WASHINGTON — Lax reporting rules created by Congress, coupled with corporate America's eagerness to take advantage, have left millions of workers' and retirees' pension plans underfunded without their knowledge, senators were told yesterday.
United Airlines may have set an unsavory example for others in the airline industry, Senate Finance Committee members were told during a hearing on Capitol Hill. After declaring bankruptcy in 2002, the airline won court approval last month to shed $9 billion in pension obligations, shifting responsibility to the federal Pension Benefit Guaranty Corp.
That has contributed to a $23.3 billion deficit at the agency, which insures private pension plans, and triggered fears of another massive taxpayer bailout similar to the 1980s savings and loan crisis. The agency's head told senators the number of pension plans more than $50 million short of promised benefit levels has risen from 221 in 2000 to 1,108 in 2004. Those funds have an average of just 69 percent of promised benefits on hand.
"Unfortunately, when it comes to pension funding, too many high-risk companies do what is legally permissible — rather than what is right — when deciding how much money to put into their pension plans," said Comptroller General David Walker, head of the nonpartisan Government Accountability Office.
The statistics and comments prompted calls for swift legislative action this year, on bills pushed by President Bush, Sen. Jay Rockefeller, D-W.Va., and Rep. John Boehner, R-Ohio. In general, the bills create schedules to eliminate funding shortfalls and revise rules that allow companies to conceal underfunding. They also provide greater transparency so that information on the funds now available only to the federal pension guaranty program is shared with the public.
"The facts are alarming. The time to act is now. Tinkering with the current rules won't do. Another temporary Band-Aid won't do," said Sen. Charles Grassley, the Iowa Republican who chairs the Finance Committee.
About 34 million people — roughly 20 percent of the nation's work force — expect to receive payments from employers through defined benefit plans.
The risk those workers face was highlighted by the United ruling, in which the Pension Benefit Guaranty Corp. assumed responsibility for paying pensions to 120,000 current and former airline employees. Although they were owed more than $9 billion in pension benefits, they will receive only about two-thirds of that amount — $6.6 billion — because of the agency's insurance limits.
An agency report released yesterday showed that pension rules allowed United to underfund its plan without notifying its employees, paying extra insurance premiums or accelerating its pension payments.
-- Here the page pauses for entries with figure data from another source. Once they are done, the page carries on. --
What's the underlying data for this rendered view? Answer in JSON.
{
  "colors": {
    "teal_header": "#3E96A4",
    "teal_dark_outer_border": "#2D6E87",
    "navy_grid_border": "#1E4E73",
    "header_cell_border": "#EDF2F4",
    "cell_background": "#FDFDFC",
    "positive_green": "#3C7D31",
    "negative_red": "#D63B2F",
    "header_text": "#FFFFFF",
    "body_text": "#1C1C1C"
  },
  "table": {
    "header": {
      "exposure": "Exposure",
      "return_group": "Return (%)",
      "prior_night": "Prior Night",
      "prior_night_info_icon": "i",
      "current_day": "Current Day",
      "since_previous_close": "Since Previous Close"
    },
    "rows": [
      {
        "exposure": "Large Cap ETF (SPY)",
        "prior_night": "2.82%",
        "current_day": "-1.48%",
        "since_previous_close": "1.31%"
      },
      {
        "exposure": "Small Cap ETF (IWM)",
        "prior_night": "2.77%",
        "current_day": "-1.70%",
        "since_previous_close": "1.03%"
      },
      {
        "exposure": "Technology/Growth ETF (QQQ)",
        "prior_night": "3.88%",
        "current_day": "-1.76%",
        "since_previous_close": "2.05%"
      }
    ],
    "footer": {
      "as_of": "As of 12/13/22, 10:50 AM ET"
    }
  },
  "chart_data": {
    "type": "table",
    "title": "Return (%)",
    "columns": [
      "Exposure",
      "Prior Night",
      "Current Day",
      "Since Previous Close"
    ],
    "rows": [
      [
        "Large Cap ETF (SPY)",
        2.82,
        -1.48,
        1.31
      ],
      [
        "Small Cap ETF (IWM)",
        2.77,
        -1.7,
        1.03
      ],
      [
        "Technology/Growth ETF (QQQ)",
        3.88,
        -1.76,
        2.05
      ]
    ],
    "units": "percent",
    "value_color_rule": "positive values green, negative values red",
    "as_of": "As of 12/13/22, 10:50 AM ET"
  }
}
United Chairman Glenn Tilton, the focus of most of the day's sharp questions, said the airline was forced to seek pension relief when the government refused to grant it a $1.1 billion loan guarantee. While conceding the ruling has caused employee pain, he added: "From the outset of the bankruptcy process, our mission has been to enable United Airlines to succeed as an enterprise. Without success for the enterprise, the rest is an academic exercise."